Mumbai: State-run Airports Authority of India (AAI) will lose at least Rs2,000 crore, or about half its revenue, if the government goes ahead with a plan to turn the air traffic control (ATC) division into a separate unit.
The move could also scuttle AAI’s aspiration for navaratna status, which provides a state-run company a degree of financial independence. It’s currently a miniratna, which gives it the freedom to invest up to Rs500 crore without government approval. A navaratna can invest twice that amount without government permission.
ATC manages communications, navigation, surveillance and traffic management for aircraft on the ground and in the air. The government wants to spin it off to upgrade and benchmark services to international standards. The civil aviation ministry hired consulting firm KPMG India to carry out a pre-feasibility study for splitting the ATC from AAI by April 2012.
Constituted by an Act of Parliament, AAI came into being on 1 April 1995, with the merger of the National Airports Authority and International Airports Authority of India. It manages 125 airports across India and oversees at least 2.8 million nautical sq. miles of air space.
“The key issue that AAI will face is profitability and capability of the firm to invest in airports’ upgrade once money-spinner ATC is carved out into a separate entity,” said an AAI official, requesting anonymity. “The risk of losing miniratna status is secondary and achieving navaratna is a distant dream.”
In fiscal 2009-10, the latest figures available, AAI reported a net profit of Rs712.29 crore on Rs4,615.29 crore revenue. Almost half of this revenue, Rs2,125.84 crore, came from air traffic management services.
“The ATC division is the cash cow. AAI may lose the miniratna status and find it difficult to source loans for airport development from the market,” another AAI executive said. AAI has earmarked Rs14,000 crore as capital expenditure needed to modernize airports across the country.
AAI’s latest annual report (2009-10) said capital expenditure incurred on infrastructure at various airports rose to Rs2,742.54 crore from Rs2,547.52 crore in the previous year.
“The disturbing factor has been the fact that AAI has to resort to borrowings to finance its capital projects,” the report said. Borrowings in 2009-10 amounted to Rs550 crore. AAI is already short of funds to support extensive airport modernizations across the country.
AAI chairman V.P. Agrawal could not be reached for comments. Nasim Zaidi, secretary, ministry of civil aviation, did not offer any comment.
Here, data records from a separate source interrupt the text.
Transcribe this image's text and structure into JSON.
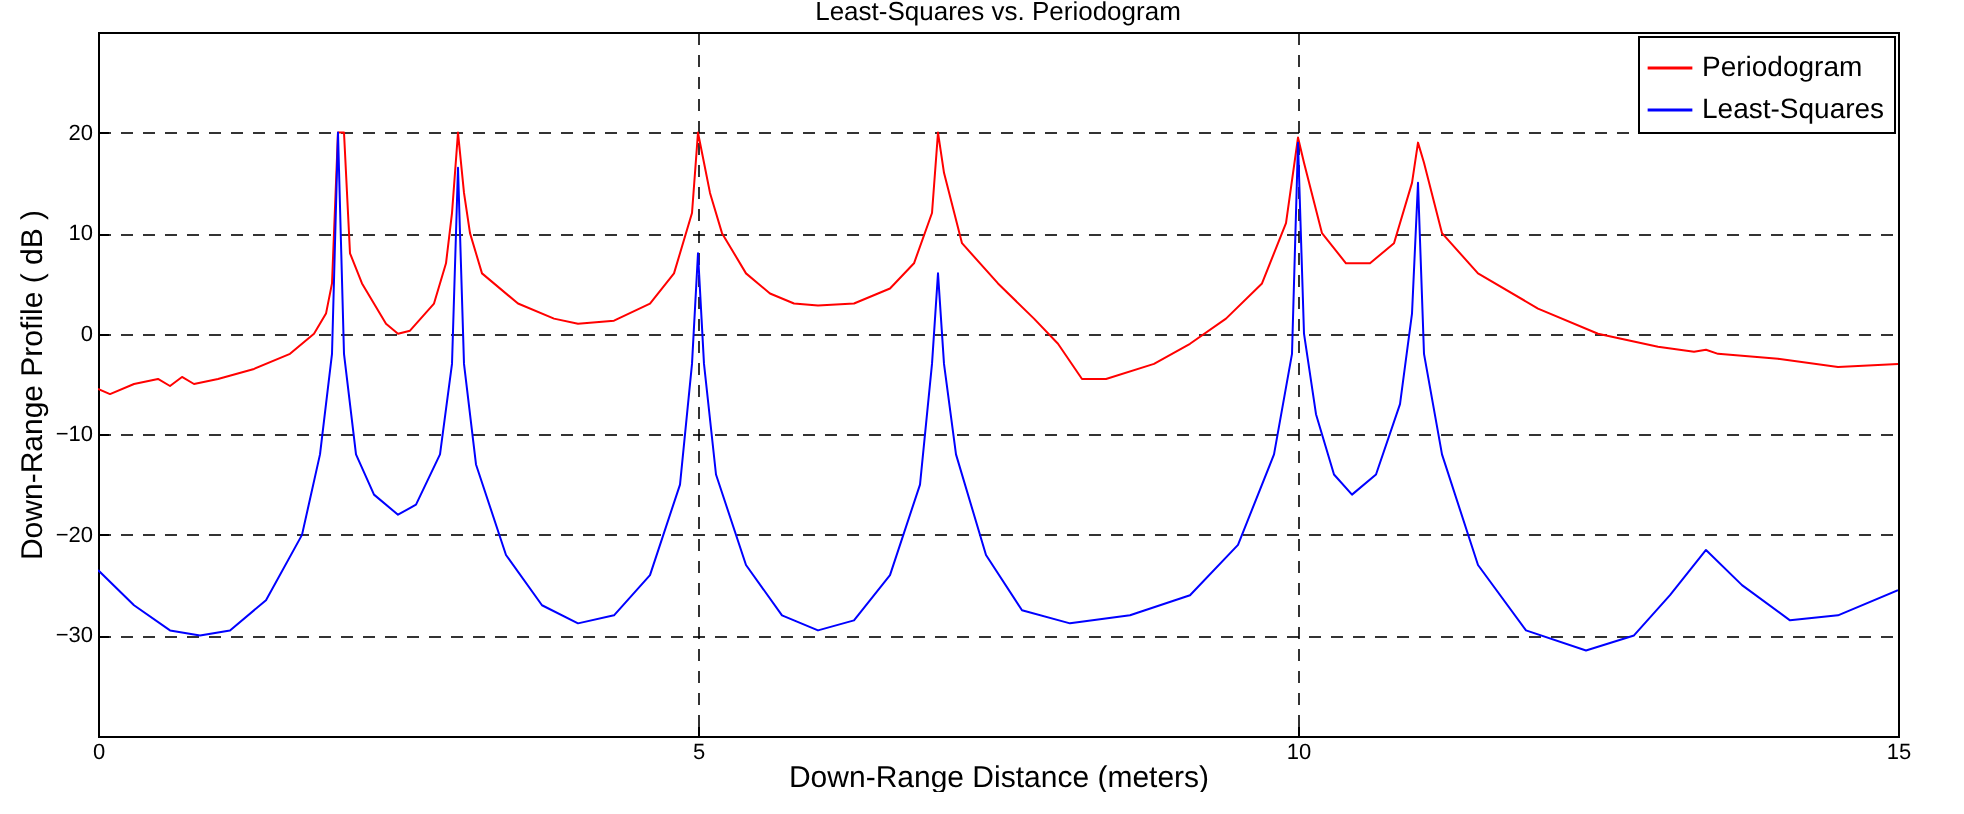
{
  "chart_data": {
    "type": "line",
    "title": "Least-Squares vs. Periodogram",
    "xlabel": "Down-Range Distance (meters)",
    "ylabel": "Down-Range Profile ( dB )",
    "xlim": [
      0,
      15
    ],
    "xticks": [
      0,
      5,
      10,
      15
    ],
    "ylim": [
      -40,
      30
    ],
    "yticks": [
      -30,
      -20,
      -10,
      0,
      10,
      20
    ],
    "grid": true,
    "legend": "top right",
    "series": [
      {
        "name": "Periodogram",
        "color": "#ff0000",
        "x": [
          0,
          0.1,
          0.3,
          0.5,
          0.6,
          0.7,
          0.8,
          1.0,
          1.3,
          1.6,
          1.8,
          1.9,
          1.95,
          2.0,
          2.05,
          2.1,
          2.2,
          2.4,
          2.5,
          2.6,
          2.8,
          2.9,
          2.95,
          3.0,
          3.05,
          3.1,
          3.2,
          3.5,
          3.8,
          4.0,
          4.3,
          4.6,
          4.8,
          4.95,
          5.0,
          5.05,
          5.1,
          5.2,
          5.4,
          5.6,
          5.8,
          6.0,
          6.3,
          6.6,
          6.8,
          6.95,
          7.0,
          7.05,
          7.2,
          7.5,
          7.8,
          8.0,
          8.2,
          8.4,
          8.8,
          9.1,
          9.4,
          9.7,
          9.9,
          10.0,
          10.05,
          10.2,
          10.4,
          10.6,
          10.8,
          10.95,
          11.0,
          11.05,
          11.2,
          11.5,
          12.0,
          12.5,
          13.0,
          13.3,
          13.4,
          13.5,
          14.0,
          14.5,
          15
        ],
        "values": [
          -5.5,
          -6,
          -5,
          -4.5,
          -5.2,
          -4.3,
          -5,
          -4.5,
          -3.5,
          -2,
          0,
          2,
          5,
          20,
          20,
          8,
          5,
          1,
          0,
          0.3,
          3,
          7,
          12,
          20,
          14,
          10,
          6,
          3,
          1.5,
          1,
          1.3,
          3,
          6,
          12,
          20,
          17,
          14,
          10,
          6,
          4,
          3,
          2.8,
          3,
          4.5,
          7,
          12,
          20,
          16,
          9,
          5,
          1.5,
          -1,
          -4.5,
          -4.5,
          -3,
          -1,
          1.5,
          5,
          11,
          19.5,
          17,
          10,
          7,
          7,
          9,
          15,
          19,
          17,
          10,
          6,
          2.5,
          0,
          -1.3,
          -1.8,
          -1.6,
          -2,
          -2.5,
          -3.3,
          -3
        ]
      },
      {
        "name": "Least-Squares",
        "color": "#0000ff",
        "x": [
          0,
          0.3,
          0.6,
          0.85,
          1.1,
          1.4,
          1.7,
          1.85,
          1.95,
          2.0,
          2.05,
          2.15,
          2.3,
          2.5,
          2.65,
          2.85,
          2.95,
          3.0,
          3.05,
          3.15,
          3.4,
          3.7,
          4.0,
          4.3,
          4.6,
          4.85,
          4.95,
          5.0,
          5.05,
          5.15,
          5.4,
          5.7,
          6.0,
          6.3,
          6.6,
          6.85,
          6.95,
          7.0,
          7.05,
          7.15,
          7.4,
          7.7,
          8.1,
          8.6,
          9.1,
          9.5,
          9.8,
          9.95,
          10.0,
          10.05,
          10.15,
          10.3,
          10.45,
          10.65,
          10.85,
          10.95,
          11.0,
          11.05,
          11.2,
          11.5,
          11.9,
          12.4,
          12.8,
          13.1,
          13.4,
          13.7,
          14.1,
          14.5,
          15
        ],
        "values": [
          -23.5,
          -27,
          -29.5,
          -30,
          -29.5,
          -26.5,
          -20,
          -12,
          -2,
          20,
          -2,
          -12,
          -16,
          -18,
          -17,
          -12,
          -3,
          16.5,
          -3,
          -13,
          -22,
          -27,
          -28.8,
          -28,
          -24,
          -15,
          -3,
          8,
          -3,
          -14,
          -23,
          -28,
          -29.5,
          -28.5,
          -24,
          -15,
          -3,
          6,
          -3,
          -12,
          -22,
          -27.5,
          -28.8,
          -28,
          -26,
          -21,
          -12,
          -2,
          19,
          0,
          -8,
          -14,
          -16,
          -14,
          -7,
          2,
          15,
          -2,
          -12,
          -23,
          -29.5,
          -31.5,
          -30,
          -26,
          -21.5,
          -25,
          -28.5,
          -28,
          -25.5
        ]
      }
    ]
  }
}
V. Somasundaram, member (air navigation services), AAI, who is in charge of the ATC functions, said he was not aware how the division would be implemented.
AAI’s profitability will be impacted but the government should not treat ATC as a commercial enterprise as it relates to the safety and security of air traffic management, said Vishwas Udgirkar, senior director and partner, Deloitte Touche Tohmatsu India Pvt. Ltd.
For the miniratna tag, a public sector enterprise needs a three-year track record of profit, at least Rs30 crore pre-tax profit in one of the three years and positive net worth.
AAI may lose its miniratna tag for failing to fulfil these requirements, said Arun Kumar Sinha, joint secretary, department of public enterprises.
“The implication of lower revenue will naturally lead to losing miniratna status for AAI,” Sinha said. “However, a final call will be taken by the administrative (civil aviation) ministry.”
The department of public enterprises acts as a nodal agency for all public sector enterprises and assists in laying down policy guidelines on performance improvement and evaluation, financial accounting and personnel management.
On 27 July, news agency Press Trust of India reported that AAI had sought navaratna status for greater operational autonomy, citing Bhaskar Chatterjee, secretary, department of public enterprises.